The work ahead of him is plenty, and he knows that. “I’ve cried all the tears of joy I can possibly cry. I now have a new job; it’s time to get to work,” he says. He is excited about the opportunity to finally have the capacity and necessary resources to influence all the causes he’s passionate about. His focus areas are Education and Economic Growth.
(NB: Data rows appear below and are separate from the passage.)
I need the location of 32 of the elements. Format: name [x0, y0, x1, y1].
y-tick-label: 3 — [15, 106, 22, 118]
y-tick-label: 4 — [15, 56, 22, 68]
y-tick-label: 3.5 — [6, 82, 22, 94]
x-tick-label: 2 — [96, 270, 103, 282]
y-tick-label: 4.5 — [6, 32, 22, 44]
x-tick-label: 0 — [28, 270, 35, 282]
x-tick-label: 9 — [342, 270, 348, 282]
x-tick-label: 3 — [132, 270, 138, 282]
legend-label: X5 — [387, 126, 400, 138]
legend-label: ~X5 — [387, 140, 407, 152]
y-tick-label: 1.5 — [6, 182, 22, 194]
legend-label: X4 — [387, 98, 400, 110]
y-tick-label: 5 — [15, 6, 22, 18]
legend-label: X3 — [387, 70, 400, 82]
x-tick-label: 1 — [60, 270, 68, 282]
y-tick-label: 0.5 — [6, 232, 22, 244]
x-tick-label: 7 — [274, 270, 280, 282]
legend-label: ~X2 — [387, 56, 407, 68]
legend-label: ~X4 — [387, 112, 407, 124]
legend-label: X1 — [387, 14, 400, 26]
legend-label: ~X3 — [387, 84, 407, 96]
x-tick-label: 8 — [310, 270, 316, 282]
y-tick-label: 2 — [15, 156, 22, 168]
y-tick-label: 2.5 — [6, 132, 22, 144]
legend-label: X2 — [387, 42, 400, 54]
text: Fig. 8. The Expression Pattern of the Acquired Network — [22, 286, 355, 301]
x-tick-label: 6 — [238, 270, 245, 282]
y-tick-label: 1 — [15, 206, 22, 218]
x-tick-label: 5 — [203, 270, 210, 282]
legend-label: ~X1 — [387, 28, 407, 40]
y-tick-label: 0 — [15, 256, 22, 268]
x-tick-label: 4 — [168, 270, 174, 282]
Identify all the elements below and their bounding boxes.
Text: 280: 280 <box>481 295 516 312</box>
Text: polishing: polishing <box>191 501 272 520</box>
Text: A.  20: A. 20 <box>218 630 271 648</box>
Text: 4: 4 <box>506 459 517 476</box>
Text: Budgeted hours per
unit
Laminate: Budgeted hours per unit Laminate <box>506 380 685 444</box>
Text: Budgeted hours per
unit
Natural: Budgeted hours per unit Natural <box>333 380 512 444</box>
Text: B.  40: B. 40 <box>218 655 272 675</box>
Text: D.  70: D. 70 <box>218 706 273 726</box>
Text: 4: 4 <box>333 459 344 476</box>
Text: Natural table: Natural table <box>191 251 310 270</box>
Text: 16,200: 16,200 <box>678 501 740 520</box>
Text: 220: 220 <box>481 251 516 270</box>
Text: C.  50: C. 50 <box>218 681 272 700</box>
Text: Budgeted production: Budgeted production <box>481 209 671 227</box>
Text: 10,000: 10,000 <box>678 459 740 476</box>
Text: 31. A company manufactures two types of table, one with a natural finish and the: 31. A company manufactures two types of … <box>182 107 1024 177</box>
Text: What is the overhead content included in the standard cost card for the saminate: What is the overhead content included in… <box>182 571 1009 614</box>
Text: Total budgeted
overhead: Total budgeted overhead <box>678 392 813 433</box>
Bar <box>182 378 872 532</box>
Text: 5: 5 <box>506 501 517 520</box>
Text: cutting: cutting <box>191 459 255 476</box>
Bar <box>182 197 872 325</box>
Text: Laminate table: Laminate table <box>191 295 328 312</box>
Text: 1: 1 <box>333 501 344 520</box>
He will also commit to marshalling resources into causes that are dear to his heart—foundations focused on women’s causes and diversity and difference.
Eni Adeoluwa believes he’s still, at his core, an influencer—albeit of a different kind—and that not much has changed. “This is even what true influence is — to reach such a height where you can influence important things, and even your other influencers” He now has the opportunity to influence people, ideas, and systems on a global scale. He reassuringly says that nothing else about would change in a bid to fit in. “Nothing is going to change. I’m still going to be myself. That’s important to me—not losing myself—because that’s what brought me here,” he adds.
And he hasn’t stopped dreaming. His conviction that nothing is impossible for him keeps getting renewed with every achievement. With focused eyes and a determined heart, he is trying to outdo everything he has done. He is still working on his lipgloss brand and will resume his PhD programme in a few months. “I know there are still many things in my future,” he says. “I have not made a video with Bretman Rock, and I have not met Beyonce. Beyonce!” he squeals. “I don’t know what is bigger yet,” he says, “but the possibilities are now endless.
I look forward to doing all the work that matters. I know more things will excite me”. “I’m focused on doing the work, and I know it will bring more things my way,” he adds.
For Eni Adeoluwa Prince, it’s a new dispensation. And that’s on periodt!